Secret Pop

Nov 12, 2003

Staving Off the Blues

I almost wished the rain had kept up. I would have put a log on the fire and been grateful to get in from out of the cold and wet. Instead, it's just another night. The roads don't smell that rainsoaked way. And I carried my umbrella for nothing. Just flash flood advisories and puddling up in the gutters. But no real excuse for feeling the grey and the cold in the deep parts of your person. I felt better in some ways today. Not quite as deteriorated from the crippling work schedule and the sleep deprivation and the continuing allergic epic. But not quite halycon. And also somehow paralyzed and unable to shake the desire to go somewhere far away and never come back.
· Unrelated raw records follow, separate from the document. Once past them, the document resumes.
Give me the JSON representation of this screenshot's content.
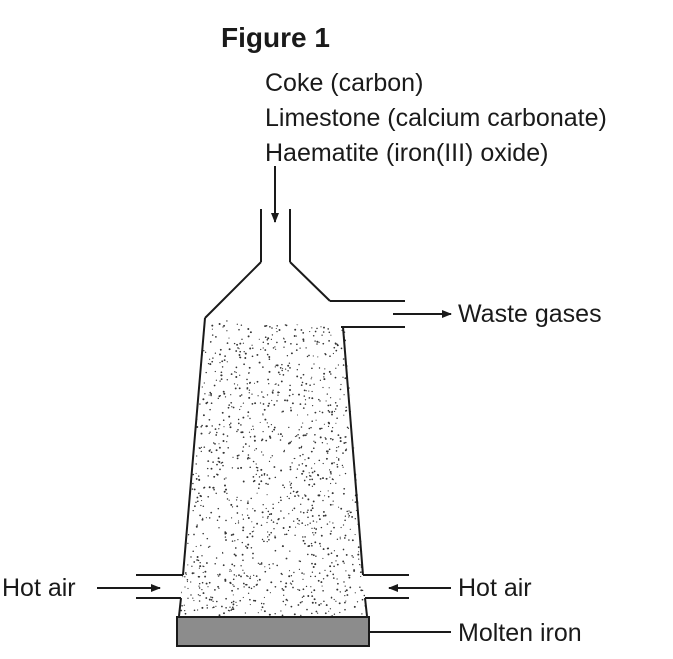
{
  "figure_title": "Figure 1",
  "inputs": [
    "Coke (carbon)",
    "Limestone (calcium carbonate)",
    "Haematite (iron(III) oxide)"
  ],
  "labels": {
    "waste_gases": "Waste gases",
    "hot_air_left": "Hot air",
    "hot_air_right": "Hot air",
    "molten_iron": "Molten iron"
  },
  "colors": {
    "line": "#1a1a1a",
    "molten_iron": "#8c8c8c",
    "stipple": "#333333"
  }
}
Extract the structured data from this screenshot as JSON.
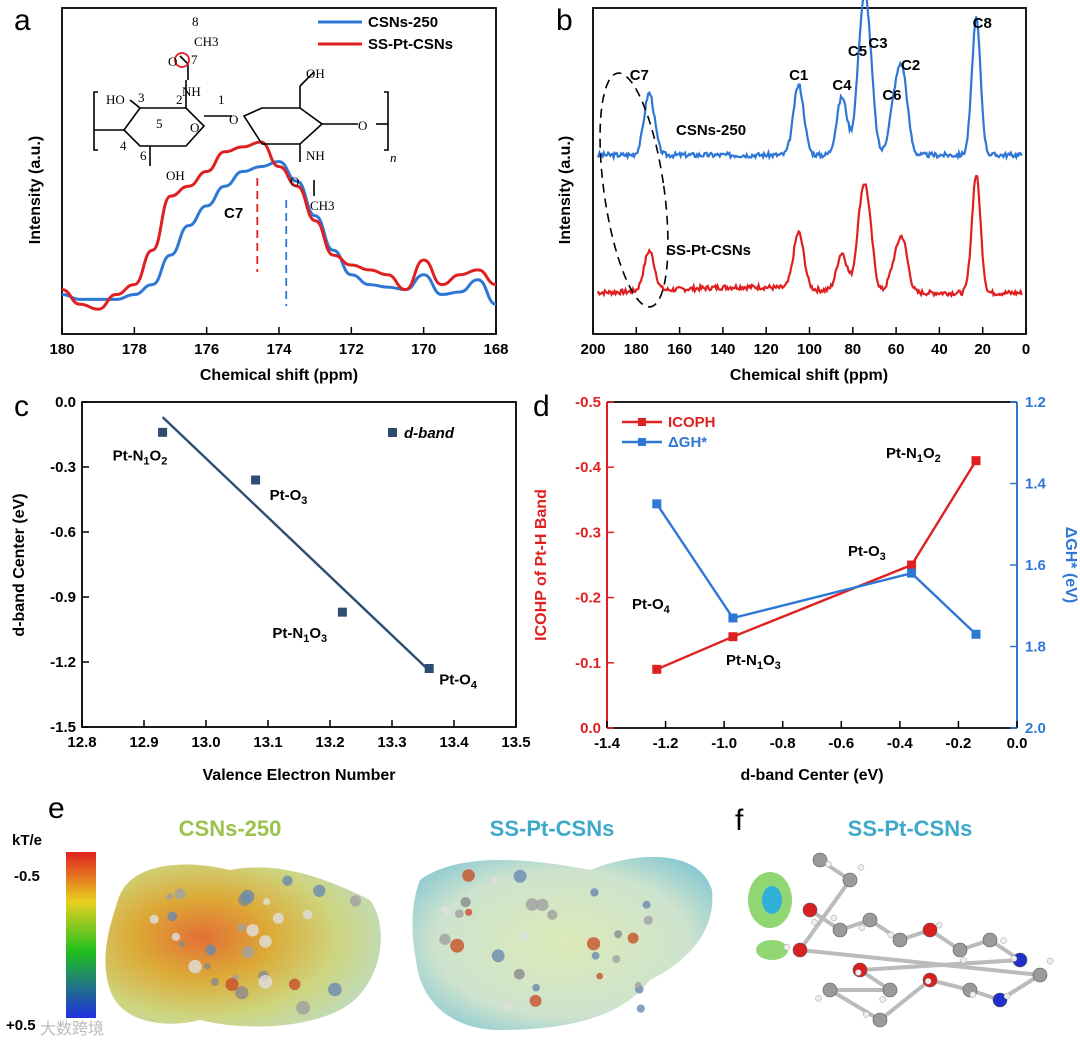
{
  "colors": {
    "blue": "#2F77D4",
    "red": "#E02020",
    "navy": "#2E4D70",
    "ef_title": "#3FA9C9",
    "e_title_left": "#9CC24E"
  },
  "panels": {
    "a": "a",
    "b": "b",
    "c": "c",
    "d": "d",
    "e": "e",
    "f": "f"
  },
  "chart_data": [
    {
      "id": "a",
      "type": "line",
      "xlabel": "Chemical shift (ppm)",
      "ylabel": "Intensity (a.u.)",
      "xlim": [
        180,
        168
      ],
      "xticks": [
        180,
        178,
        176,
        174,
        172,
        170,
        168
      ],
      "legend": [
        "CSNs-250",
        "SS-Pt-CSNs"
      ],
      "annotation": "C7",
      "peaks": {
        "SS-Pt-CSNs": 174.6,
        "CSNs-250": 173.8
      },
      "series": [
        {
          "name": "CSNs-250",
          "color": "blue",
          "x": [
            180,
            179.5,
            179,
            178.5,
            178,
            177.5,
            177,
            176.5,
            176,
            175.5,
            175,
            174.5,
            174,
            173.5,
            173,
            172.5,
            172,
            171.5,
            171,
            170.5,
            170,
            169.5,
            169,
            168.5,
            168
          ],
          "y": [
            0.12,
            0.1,
            0.1,
            0.1,
            0.12,
            0.16,
            0.28,
            0.4,
            0.48,
            0.56,
            0.62,
            0.64,
            0.66,
            0.58,
            0.44,
            0.3,
            0.2,
            0.16,
            0.15,
            0.14,
            0.2,
            0.12,
            0.13,
            0.18,
            0.08
          ]
        },
        {
          "name": "SS-Pt-CSNs",
          "color": "red",
          "x": [
            180,
            179.5,
            179,
            178.5,
            178,
            177.5,
            177,
            176.5,
            176,
            175.5,
            175,
            174.5,
            174,
            173.5,
            173,
            172.5,
            172,
            171.5,
            171,
            170.5,
            170,
            169.5,
            169,
            168.5,
            168
          ],
          "y": [
            0.14,
            0.08,
            0.06,
            0.12,
            0.16,
            0.3,
            0.52,
            0.56,
            0.62,
            0.7,
            0.72,
            0.74,
            0.64,
            0.56,
            0.42,
            0.28,
            0.24,
            0.22,
            0.2,
            0.14,
            0.26,
            0.16,
            0.2,
            0.22,
            0.16
          ]
        }
      ],
      "structure_labels": {
        "c8": "8",
        "ch3": "CH3",
        "o": "O",
        "c7": "7",
        "nh": "NH",
        "ho": "HO",
        "oh": "OH",
        "n": "n",
        "o_ring": "O",
        "ch3_b": "CH3",
        "nh_b": "NH",
        "o_b": "O",
        "oh_b": "OH",
        "ring_nums": [
          "1",
          "2",
          "3",
          "4",
          "5",
          "6"
        ]
      }
    },
    {
      "id": "b",
      "type": "line",
      "xlabel": "Chemical shift (ppm)",
      "ylabel": "Intensity (a.u.)",
      "xlim": [
        200,
        0
      ],
      "xticks": [
        200,
        180,
        160,
        140,
        120,
        100,
        80,
        60,
        40,
        20,
        0
      ],
      "peak_labels": [
        {
          "label": "C7",
          "ppm": 174
        },
        {
          "label": "C1",
          "ppm": 105
        },
        {
          "label": "C4",
          "ppm": 85
        },
        {
          "label": "C5",
          "ppm": 76
        },
        {
          "label": "C3",
          "ppm": 73
        },
        {
          "label": "C6",
          "ppm": 61
        },
        {
          "label": "C2",
          "ppm": 57
        },
        {
          "label": "C8",
          "ppm": 23
        }
      ],
      "series": [
        {
          "name": "CSNs-250",
          "color": "blue",
          "baseline": 0.0,
          "peaks": [
            {
              "ppm": 174,
              "h": 0.62
            },
            {
              "ppm": 105,
              "h": 0.7
            },
            {
              "ppm": 85,
              "h": 0.58
            },
            {
              "ppm": 76,
              "h": 0.96
            },
            {
              "ppm": 73,
              "h": 1.0
            },
            {
              "ppm": 61,
              "h": 0.44
            },
            {
              "ppm": 57,
              "h": 0.78
            },
            {
              "ppm": 23,
              "h": 1.36
            }
          ]
        },
        {
          "name": "SS-Pt-CSNs",
          "color": "red",
          "baseline": 0.0,
          "peaks": [
            {
              "ppm": 174,
              "h": 0.4
            },
            {
              "ppm": 105,
              "h": 0.56
            },
            {
              "ppm": 85,
              "h": 0.38
            },
            {
              "ppm": 76,
              "h": 0.7
            },
            {
              "ppm": 73,
              "h": 0.62
            },
            {
              "ppm": 61,
              "h": 0.22
            },
            {
              "ppm": 57,
              "h": 0.5
            },
            {
              "ppm": 23,
              "h": 1.18
            }
          ]
        }
      ]
    },
    {
      "id": "c",
      "type": "scatter",
      "xlabel": "Valence Electron Number",
      "ylabel": "d-band Center (eV)",
      "xlim": [
        12.8,
        13.5
      ],
      "ylim": [
        -1.5,
        0.0
      ],
      "xticks": [
        "12.8",
        "12.9",
        "13.0",
        "13.1",
        "13.2",
        "13.3",
        "13.4",
        "13.5"
      ],
      "yticks": [
        "0.0",
        "-0.3",
        "-0.6",
        "-0.9",
        "-1.2",
        "-1.5"
      ],
      "legend": "d-band",
      "points": [
        {
          "label": "Pt-N1O2",
          "x": 12.93,
          "y": -0.14
        },
        {
          "label": "Pt-O3",
          "x": 13.08,
          "y": -0.36
        },
        {
          "label": "Pt-N1O3",
          "x": 13.22,
          "y": -0.97
        },
        {
          "label": "Pt-O4",
          "x": 13.36,
          "y": -1.23
        }
      ],
      "fit": {
        "x": [
          12.93,
          13.36
        ],
        "y": [
          -0.07,
          -1.24
        ]
      }
    },
    {
      "id": "d",
      "type": "line",
      "xlabel": "d-band Center (eV)",
      "ylabel_left": "ICOHP of Pt-H Band",
      "ylabel_right": "ΔGH* (eV)",
      "xlim": [
        -1.4,
        0.0
      ],
      "ylim_left": [
        0.0,
        -0.5
      ],
      "ylim_right": [
        2.0,
        1.2
      ],
      "xticks": [
        "-1.4",
        "-1.2",
        "-1.0",
        "-0.8",
        "-0.6",
        "-0.4",
        "-0.2",
        "0.0"
      ],
      "yticks_left": [
        "-0.5",
        "-0.4",
        "-0.3",
        "-0.2",
        "-0.1",
        "0.0"
      ],
      "yticks_right": [
        "1.2",
        "1.4",
        "1.6",
        "1.8",
        "2.0"
      ],
      "legend": [
        "ICOPH",
        "ΔGH*"
      ],
      "series": [
        {
          "name": "ICOPH",
          "axis": "left",
          "color": "red",
          "x": [
            -1.23,
            -0.97,
            -0.36,
            -0.14
          ],
          "y": [
            -0.09,
            -0.14,
            -0.25,
            -0.41
          ]
        },
        {
          "name": "ΔGH*",
          "axis": "right",
          "color": "blue",
          "x": [
            -1.23,
            -0.97,
            -0.36,
            -0.14
          ],
          "y": [
            1.45,
            1.73,
            1.62,
            1.77
          ]
        }
      ],
      "point_labels": [
        "Pt-O4",
        "Pt-N1O3",
        "Pt-O3",
        "Pt-N1O2"
      ]
    }
  ],
  "panel_e": {
    "unit": "kT/e",
    "top": "-0.5",
    "bottom": "+0.5",
    "left_title": "CSNs-250",
    "right_title": "SS-Pt-CSNs"
  },
  "panel_f": {
    "title": "SS-Pt-CSNs"
  },
  "watermark": "大数跨境"
}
I sometimes liken the disquiet of the creative spirit to the prodding of demanding ghosts. Whispers that keep me from being happy with things. That keep me from ever being done. It's like the work keeps me from disappearing, and I'm afraid of it ever actually ending. I will always be the girl with the painting that was never finished. The poem with only one stanza completed. The manuscript with nothing but a title and a list of character names. There's a scene in Tampopo wherein the mother of this family is dying, and her husband is rushing home to be there because he knows there isn't much time. He sees her succumbing and he yells at her to get up and cook the dinner. So she mutely rises from her bed and begins to make fried rice. And once she has served her husband and children, she dies. It's like that. I'm just playing it so I've always got that one last meal to cook. And it's very likely that it would be fried rice.